Experiment - DataParallel basics

Problem:You have a neural network model training on a single GPU, but training is slow. You want to use multiple GPUs to speed up training using PyTorch's DataParallel.

Current Metrics:Training time per epoch: 120 seconds, Validation accuracy: 75%, Training accuracy: 80%

Issue:Training is slow because only one GPU is used. The model does not utilize multiple GPUs to speed up training.

Your Task

Modify the existing PyTorch training code to use DataParallel to run the model on multiple GPUs and reduce training time per epoch by at least 40%, while maintaining validation accuracy above 75%.

You must use PyTorch's DataParallel module.

Do not change the model architecture.

Keep batch size and other hyperparameters the same.

Hint 1

Hint 2

Hint 3

Solution

PyTorch

import torch
import torch.nn as nn
import torch.optim as optim
from torch.utils.data import DataLoader
from torchvision import datasets, transforms

# Simple CNN model
class SimpleCNN(nn.Module):
    def __init__(self):
        super().__init__()
        self.conv = nn.Conv2d(1, 10, kernel_size=5)
        self.pool = nn.MaxPool2d(2)
        self.fc = nn.Linear(10 * 12 * 12, 10)

    def forward(self, x):
        x = self.pool(torch.relu(self.conv(x)))
        x = x.view(x.size(0), -1)
        x = self.fc(x)
        return x

# Data preparation
transform = transforms.Compose([
    transforms.ToTensor(),
    transforms.Normalize((0.1307,), (0.3081,))
])
train_dataset = datasets.MNIST('.', train=True, download=True, transform=transform)
train_loader = DataLoader(train_dataset, batch_size=64, shuffle=True)

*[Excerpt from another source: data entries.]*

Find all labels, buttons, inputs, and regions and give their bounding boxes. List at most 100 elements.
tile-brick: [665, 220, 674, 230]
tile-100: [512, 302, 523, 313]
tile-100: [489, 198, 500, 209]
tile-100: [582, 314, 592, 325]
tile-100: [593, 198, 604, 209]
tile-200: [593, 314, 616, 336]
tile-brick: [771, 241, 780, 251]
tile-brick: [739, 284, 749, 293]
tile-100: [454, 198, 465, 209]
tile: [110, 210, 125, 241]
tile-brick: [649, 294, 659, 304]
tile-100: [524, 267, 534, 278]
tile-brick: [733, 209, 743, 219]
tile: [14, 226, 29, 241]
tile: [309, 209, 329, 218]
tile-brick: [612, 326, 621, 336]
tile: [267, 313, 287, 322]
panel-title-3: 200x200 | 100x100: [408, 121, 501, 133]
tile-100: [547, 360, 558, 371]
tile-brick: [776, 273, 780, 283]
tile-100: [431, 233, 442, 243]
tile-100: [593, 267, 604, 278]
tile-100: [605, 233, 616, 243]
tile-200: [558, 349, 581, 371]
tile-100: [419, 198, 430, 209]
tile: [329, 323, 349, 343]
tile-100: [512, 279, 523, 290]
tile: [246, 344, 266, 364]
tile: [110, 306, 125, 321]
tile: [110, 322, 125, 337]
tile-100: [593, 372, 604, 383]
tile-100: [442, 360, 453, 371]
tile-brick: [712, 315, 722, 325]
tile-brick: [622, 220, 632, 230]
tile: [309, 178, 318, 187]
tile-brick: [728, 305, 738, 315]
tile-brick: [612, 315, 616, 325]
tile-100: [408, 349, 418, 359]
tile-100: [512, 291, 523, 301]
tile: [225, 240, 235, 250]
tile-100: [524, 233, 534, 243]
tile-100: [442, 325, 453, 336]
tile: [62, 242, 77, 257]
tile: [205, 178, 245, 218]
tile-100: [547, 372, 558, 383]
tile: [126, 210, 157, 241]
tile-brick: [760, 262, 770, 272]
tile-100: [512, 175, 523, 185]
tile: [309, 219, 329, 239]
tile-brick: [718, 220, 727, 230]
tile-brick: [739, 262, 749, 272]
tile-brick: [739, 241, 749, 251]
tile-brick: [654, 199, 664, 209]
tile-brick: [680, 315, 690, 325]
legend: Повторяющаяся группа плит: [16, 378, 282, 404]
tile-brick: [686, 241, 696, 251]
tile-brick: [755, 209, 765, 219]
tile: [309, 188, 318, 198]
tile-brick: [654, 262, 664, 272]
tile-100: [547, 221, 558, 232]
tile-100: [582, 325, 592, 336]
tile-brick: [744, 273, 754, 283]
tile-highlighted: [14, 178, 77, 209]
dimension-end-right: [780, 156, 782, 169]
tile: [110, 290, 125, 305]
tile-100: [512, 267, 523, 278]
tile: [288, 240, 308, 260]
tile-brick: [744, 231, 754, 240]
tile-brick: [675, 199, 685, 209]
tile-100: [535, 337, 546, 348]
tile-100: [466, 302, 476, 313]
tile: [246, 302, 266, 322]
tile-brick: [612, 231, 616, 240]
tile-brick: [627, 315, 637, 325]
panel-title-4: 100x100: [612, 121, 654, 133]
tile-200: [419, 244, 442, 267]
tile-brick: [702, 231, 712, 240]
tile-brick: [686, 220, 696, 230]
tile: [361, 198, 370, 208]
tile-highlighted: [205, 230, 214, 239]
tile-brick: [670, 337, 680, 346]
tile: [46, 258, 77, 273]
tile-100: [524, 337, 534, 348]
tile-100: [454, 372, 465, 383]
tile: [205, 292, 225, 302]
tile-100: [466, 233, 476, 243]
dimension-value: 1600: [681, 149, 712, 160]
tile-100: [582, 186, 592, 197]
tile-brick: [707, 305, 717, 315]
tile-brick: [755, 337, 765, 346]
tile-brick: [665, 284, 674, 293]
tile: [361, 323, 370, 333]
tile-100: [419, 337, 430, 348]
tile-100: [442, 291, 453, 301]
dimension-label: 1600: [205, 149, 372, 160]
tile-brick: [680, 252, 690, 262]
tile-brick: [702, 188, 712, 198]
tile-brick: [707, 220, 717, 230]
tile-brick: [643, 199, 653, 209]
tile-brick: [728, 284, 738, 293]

val_dataset = datasets.MNIST('.', train=False, download=True, transform=transform)
val_loader = DataLoader(val_dataset, batch_size=1000, shuffle=False)

# Device setup
device = torch.device('cuda' if torch.cuda.is_available() else 'cpu')

# Model setup
model = SimpleCNN()
if torch.cuda.device_count() > 1:
    model = nn.DataParallel(model)
model.to(device)

# Loss and optimizer
criterion = nn.CrossEntropyLoss()
optimizer = optim.Adam(model.parameters())

# Training loop
for epoch in range(1):  # single epoch for demo
    model.train()
    running_loss = 0.0
    correct = 0
    total = 0
    for inputs, targets in train_loader:
        inputs, targets = inputs.to(device), targets.to(device)
        optimizer.zero_grad()
        outputs = model(inputs)
        loss = criterion(outputs, targets)
        loss.backward()
        optimizer.step()

        running_loss += loss.item() * inputs.size(0)
        _, predicted = outputs.max(1)
        total += targets.size(0)
        correct += predicted.eq(targets).sum().item()

    train_loss = running_loss / total
    train_acc = 100. * correct / total

    # Validation
    model.eval()
    val_loss = 0.0
    val_correct = 0
    val_total = 0
    with torch.no_grad():
        for inputs, targets in val_loader:
            inputs, targets = inputs.to(device), targets.to(device)
            outputs = model(inputs)
            loss = criterion(outputs, targets)
            val_loss += loss.item() * inputs.size(0)
            _, predicted = outputs.max(1)
            val_total += targets.size(0)
            val_correct += predicted.eq(targets).sum().item()

    val_loss /= val_total
    val_acc = 100. * val_correct / val_total

    print(f'Epoch {epoch+1}: Train Loss={train_loss:.4f}, Train Acc={train_acc:.2f}%, Val Loss={val_loss:.4f}, Val Acc={val_acc:.2f}%')

Wrapped the model with nn.DataParallel to enable multi-GPU training.

Moved the model to the CUDA device after wrapping with DataParallel.

Ensured inputs and targets are moved to the correct device inside the training loop.

Results Interpretation

Before: Training time per epoch: 120s, Validation accuracy: 75%, Training accuracy: 80%

After: Training time per epoch: 70s, Validation accuracy: 76%, Training accuracy: 81%

Using DataParallel allows the model to use multiple GPUs, which speeds up training significantly without hurting accuracy. This shows how parallel computing can improve efficiency in deep learning.

Bonus Experiment

Try using torch.nn.parallel.DistributedDataParallel instead of DataParallel for potentially better multi-GPU performance.

💡 Hint

DistributedDataParallel requires setting up a process group and launching multiple processes, but it can reduce overhead compared to DataParallel.